The Seismic Ruin
The man-made polder stretches until the horizon. No memory of a natural past can be seen. In this rational landscape, time does not seem to exist. Yet underneath the surface the landscape is changing. So far, 94 houses have collapsed and 410 more have been slowly crumbling under the strains of gas extraction by the NAM Company in Groningen. It is a silent struggle where the ruined farms are removed and nothing bears witness to the harm that is continually done.

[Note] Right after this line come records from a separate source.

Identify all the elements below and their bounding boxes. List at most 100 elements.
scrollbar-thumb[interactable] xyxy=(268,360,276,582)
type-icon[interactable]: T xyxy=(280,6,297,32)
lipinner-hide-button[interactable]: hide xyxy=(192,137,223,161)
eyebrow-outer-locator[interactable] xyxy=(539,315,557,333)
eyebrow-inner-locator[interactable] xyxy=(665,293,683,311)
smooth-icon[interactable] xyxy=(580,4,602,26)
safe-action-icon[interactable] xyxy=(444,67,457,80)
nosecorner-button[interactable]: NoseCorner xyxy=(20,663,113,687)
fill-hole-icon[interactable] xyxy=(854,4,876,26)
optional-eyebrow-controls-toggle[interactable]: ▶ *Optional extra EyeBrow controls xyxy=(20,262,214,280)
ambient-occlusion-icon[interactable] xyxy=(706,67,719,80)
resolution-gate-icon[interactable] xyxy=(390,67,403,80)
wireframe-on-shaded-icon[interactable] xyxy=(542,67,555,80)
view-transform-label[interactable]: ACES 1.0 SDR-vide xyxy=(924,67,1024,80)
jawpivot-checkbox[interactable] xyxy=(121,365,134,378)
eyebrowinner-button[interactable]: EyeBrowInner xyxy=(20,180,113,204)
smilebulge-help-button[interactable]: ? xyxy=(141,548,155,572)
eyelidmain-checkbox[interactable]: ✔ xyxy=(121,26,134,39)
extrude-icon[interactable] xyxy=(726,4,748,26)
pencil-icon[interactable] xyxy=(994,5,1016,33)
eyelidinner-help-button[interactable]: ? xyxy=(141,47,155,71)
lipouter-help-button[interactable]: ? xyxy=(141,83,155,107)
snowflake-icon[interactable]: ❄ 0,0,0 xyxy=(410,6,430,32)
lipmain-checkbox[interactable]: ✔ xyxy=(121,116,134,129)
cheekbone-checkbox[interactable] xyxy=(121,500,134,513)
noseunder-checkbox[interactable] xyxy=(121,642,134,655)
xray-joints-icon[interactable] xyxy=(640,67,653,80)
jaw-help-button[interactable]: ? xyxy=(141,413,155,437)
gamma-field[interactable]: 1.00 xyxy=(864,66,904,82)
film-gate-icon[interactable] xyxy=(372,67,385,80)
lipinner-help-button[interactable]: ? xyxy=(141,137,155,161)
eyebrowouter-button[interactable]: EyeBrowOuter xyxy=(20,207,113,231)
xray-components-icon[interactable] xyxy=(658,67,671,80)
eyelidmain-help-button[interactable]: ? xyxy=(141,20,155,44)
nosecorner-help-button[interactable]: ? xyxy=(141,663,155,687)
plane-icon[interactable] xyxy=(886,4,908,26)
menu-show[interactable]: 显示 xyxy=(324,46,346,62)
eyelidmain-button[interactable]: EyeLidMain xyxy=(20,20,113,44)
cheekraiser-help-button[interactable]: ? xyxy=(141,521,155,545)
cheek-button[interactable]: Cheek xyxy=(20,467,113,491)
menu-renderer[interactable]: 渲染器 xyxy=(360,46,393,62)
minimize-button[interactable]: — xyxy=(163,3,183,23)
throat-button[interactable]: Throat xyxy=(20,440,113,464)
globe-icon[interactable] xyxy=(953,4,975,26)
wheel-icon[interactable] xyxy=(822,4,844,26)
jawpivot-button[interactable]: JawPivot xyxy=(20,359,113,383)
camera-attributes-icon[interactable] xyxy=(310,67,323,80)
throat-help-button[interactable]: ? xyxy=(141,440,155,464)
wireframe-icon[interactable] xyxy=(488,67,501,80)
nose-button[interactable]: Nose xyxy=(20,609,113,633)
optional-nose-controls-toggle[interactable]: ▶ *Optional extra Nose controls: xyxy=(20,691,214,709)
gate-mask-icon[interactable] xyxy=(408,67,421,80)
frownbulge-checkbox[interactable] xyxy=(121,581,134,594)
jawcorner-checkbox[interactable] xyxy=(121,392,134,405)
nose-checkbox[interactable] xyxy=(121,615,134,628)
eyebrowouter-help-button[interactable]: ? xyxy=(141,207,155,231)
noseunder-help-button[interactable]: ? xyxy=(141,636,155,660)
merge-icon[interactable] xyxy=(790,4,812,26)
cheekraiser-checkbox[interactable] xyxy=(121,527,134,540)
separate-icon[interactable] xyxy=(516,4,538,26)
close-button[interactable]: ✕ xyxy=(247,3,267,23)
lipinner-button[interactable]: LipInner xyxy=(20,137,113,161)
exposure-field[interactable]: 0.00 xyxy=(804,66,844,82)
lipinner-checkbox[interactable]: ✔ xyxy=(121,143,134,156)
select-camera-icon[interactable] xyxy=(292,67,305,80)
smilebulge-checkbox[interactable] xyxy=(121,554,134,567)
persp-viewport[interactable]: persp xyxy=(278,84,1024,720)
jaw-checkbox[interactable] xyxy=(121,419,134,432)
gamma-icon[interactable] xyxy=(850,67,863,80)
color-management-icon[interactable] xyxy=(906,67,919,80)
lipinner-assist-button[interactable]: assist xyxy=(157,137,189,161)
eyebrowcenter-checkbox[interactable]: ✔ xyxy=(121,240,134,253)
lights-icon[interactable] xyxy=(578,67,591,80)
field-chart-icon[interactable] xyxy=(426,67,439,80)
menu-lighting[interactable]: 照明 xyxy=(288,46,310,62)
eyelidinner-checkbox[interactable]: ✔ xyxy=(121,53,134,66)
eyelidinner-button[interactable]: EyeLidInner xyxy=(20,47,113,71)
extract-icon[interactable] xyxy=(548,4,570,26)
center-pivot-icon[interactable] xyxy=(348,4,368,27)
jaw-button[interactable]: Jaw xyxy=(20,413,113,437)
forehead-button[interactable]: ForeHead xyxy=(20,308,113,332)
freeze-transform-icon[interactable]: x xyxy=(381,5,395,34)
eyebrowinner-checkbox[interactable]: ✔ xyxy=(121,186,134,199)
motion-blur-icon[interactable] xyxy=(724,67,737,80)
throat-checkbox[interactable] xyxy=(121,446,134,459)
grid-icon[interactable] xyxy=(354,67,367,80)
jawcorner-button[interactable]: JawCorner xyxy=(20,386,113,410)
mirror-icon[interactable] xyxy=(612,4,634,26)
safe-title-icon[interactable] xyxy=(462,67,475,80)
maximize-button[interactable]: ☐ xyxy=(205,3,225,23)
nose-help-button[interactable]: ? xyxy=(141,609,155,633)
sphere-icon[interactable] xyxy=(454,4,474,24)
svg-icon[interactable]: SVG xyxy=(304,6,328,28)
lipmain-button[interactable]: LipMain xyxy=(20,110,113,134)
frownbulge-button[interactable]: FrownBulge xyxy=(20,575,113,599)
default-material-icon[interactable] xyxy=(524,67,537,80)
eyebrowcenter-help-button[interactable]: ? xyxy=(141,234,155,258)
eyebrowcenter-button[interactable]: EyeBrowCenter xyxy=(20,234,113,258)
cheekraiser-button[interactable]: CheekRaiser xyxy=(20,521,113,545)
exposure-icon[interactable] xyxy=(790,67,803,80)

My proposal would be to construct fragile brick structures that could act as seismic instruments, displaying the pressures that are put upon the land by their slow collapse. Initially, the structures would be build throughout the fields, as ghost farms, assuming the silhouette of the surrounding head-neck-rump farmhouses, and built with the bricks of those farms that have fallen. These heavy brick entities will loom in the distance. Up close, the walls would seem to be precious, marked with motifs of the regional Romano-Gothic churches that connect the landscape and its tradition to the metaphysical.
In a traditional landscapist sense one would create a section of cultivated land in the midst of the uninhabited nature around. Yet here in the polder, where the cultivation is all around, a reverse approach might be better suited: a piece of unbridled nature contained within the order all around. When collapsed, these ruins would function as fragments of crude nature; as places to get away from the dominant trajectories of control. The ruins allow us to trace the passing of time and display this recent history. Looking across the fields, these mountains of bricks could even have been here before.